Hilary E. Wyss teaches courses in early American literature, American studies, and Native American studies. She is the author of over a dozen articles and book chapters as well as three books, including English Letters and Indian Literacies: Reading, Writing, and New England Missionary Schools, 1750-1830 (University of Pennsylvania Press, 2012);  Early Native Literacies in New England: A Documentary and Critical Anthology (University of Massachusetts Press, 2008, co-edited with Kristina Bross); and Writing Indians: Literacy, Christianity, and Native Community in Early America (University of Massachusetts Press, 2000).  She has served on the editorial board of the journal Early American Literature and she is a past president of the Society of Early Americanists.​

Kathryn Gray

Associate Professor of Early American Literature, University of Plymouth, UK

Scott Manning Stevens

Associate Professor of Native American Studies (Director) and English, Syracuse University, USA

Kathryn Gray completed her Ph.D. at the University of Glasgow.
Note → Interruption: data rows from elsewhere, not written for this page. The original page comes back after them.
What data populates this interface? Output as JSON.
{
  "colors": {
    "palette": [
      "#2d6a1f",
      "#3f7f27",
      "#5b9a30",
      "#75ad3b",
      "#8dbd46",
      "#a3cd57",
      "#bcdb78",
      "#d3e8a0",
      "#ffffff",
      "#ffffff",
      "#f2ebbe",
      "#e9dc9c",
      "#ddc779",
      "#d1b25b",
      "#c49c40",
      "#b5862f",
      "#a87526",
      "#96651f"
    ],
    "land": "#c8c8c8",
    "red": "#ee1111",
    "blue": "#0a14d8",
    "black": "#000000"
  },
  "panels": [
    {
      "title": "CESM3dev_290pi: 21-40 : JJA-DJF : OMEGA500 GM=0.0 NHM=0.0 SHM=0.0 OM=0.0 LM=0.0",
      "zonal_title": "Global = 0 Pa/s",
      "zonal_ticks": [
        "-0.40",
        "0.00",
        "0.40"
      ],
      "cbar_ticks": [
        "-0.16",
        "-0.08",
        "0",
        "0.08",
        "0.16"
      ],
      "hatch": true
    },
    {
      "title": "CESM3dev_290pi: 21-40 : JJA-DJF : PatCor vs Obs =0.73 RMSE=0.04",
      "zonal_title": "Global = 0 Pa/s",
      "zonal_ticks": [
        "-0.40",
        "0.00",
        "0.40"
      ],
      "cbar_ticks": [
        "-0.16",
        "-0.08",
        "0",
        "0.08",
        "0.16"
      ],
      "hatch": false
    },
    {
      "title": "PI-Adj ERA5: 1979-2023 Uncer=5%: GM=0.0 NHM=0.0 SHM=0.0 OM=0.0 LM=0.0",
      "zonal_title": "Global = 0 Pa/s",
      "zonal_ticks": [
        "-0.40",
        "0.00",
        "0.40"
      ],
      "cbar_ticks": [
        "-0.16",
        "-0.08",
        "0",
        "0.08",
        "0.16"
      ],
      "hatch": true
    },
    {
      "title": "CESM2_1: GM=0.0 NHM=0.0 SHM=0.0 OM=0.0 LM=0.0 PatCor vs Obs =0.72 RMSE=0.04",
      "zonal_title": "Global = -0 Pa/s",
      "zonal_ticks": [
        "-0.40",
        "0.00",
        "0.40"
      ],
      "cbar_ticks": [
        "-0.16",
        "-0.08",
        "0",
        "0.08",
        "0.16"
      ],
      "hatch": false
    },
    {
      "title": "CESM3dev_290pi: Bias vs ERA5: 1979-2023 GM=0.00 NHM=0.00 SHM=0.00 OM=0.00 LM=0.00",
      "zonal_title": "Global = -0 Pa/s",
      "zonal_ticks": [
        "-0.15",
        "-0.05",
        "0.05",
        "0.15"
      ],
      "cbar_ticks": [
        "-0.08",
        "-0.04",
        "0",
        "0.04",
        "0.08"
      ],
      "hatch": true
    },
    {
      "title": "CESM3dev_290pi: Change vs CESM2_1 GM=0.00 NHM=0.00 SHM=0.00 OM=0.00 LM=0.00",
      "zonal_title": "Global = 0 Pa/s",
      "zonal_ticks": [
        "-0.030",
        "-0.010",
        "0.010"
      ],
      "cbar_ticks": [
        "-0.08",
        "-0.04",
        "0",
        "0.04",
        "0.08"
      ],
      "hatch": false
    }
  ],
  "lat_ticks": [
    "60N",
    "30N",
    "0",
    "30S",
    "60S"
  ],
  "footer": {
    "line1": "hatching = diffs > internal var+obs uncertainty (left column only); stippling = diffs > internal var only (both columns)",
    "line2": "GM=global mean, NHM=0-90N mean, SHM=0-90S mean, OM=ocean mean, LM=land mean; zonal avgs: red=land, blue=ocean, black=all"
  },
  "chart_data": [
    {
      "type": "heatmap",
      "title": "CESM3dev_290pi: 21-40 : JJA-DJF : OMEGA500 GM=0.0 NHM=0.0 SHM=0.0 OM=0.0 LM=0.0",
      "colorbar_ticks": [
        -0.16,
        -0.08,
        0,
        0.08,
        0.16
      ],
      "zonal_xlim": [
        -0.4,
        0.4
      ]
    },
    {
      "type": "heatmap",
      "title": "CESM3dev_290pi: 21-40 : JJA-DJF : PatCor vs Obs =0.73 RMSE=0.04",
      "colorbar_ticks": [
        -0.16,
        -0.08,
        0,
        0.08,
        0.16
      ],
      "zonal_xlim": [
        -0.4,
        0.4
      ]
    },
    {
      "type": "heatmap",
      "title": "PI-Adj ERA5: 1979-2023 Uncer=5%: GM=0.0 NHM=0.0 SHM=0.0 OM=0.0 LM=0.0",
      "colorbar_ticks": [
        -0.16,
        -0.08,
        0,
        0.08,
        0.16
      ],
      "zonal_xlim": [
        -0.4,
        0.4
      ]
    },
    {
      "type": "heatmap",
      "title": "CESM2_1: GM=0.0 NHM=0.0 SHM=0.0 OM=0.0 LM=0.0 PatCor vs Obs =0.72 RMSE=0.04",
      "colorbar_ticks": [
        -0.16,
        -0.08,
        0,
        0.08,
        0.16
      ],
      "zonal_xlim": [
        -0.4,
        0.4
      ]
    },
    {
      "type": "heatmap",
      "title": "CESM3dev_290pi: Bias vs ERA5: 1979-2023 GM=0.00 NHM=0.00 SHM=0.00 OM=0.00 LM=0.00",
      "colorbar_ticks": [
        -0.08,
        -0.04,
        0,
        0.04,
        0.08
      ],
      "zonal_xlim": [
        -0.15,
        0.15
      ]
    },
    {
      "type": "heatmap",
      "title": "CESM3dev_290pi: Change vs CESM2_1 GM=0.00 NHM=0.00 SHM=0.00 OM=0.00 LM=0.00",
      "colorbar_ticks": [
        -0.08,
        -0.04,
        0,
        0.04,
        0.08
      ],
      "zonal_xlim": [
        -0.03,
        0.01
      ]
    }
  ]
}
Her first monograph, John Eliot and the Praying Indians of Massachusetts Bay: Communities and Connections in Puritan New England, was published by Bucknell University Press in 2013. Her research interests focus on 17th and 18th century transatlantic literature and culture and her next book-length study, Transatlantic Travel, will be an examination of natural historical texts and transatlantic fictions in the long eighteenth century. At present, she is developing research and public engagement projects with external partners, focusing on the 400th anniversary of the Mayflower sailing (1620), as well as the 400th anniversary of the death of Pocahontas at Gravesend in 1617.

Dr. Scott Manning Stevens, a citizen of the Akwesasne Mohawk nation, holds a Ph.D. and master’s degree from Harvard University. A highly sought-after educator, Stevens has taught at a number of universities, including Harvard, Arizona State and SUNY Buffalo. He was awarded a Ford Postdoctoral Fellowship at Brown University and held a number of fellowships at major archives. Stevens has lectured broadly throughout the United States and internationally. An avid researcher, Dr. Stevens’ primary areas of interest include diplomatic and cultural strategies of resistance among North American Indians in the face of European and American settler colonialism, as well as the political and aesthetic issues that surround museums and the indigenous cultures they put on display. Stevens is also preparing to publish a book-length research project titled “Indian Collectibles: Encounters, Appropriations, and Resistance in Native North.” He is the co-editor of Why You Can’t Teach United States History without American Indians and Home Front: Daily Life in the Civil War North.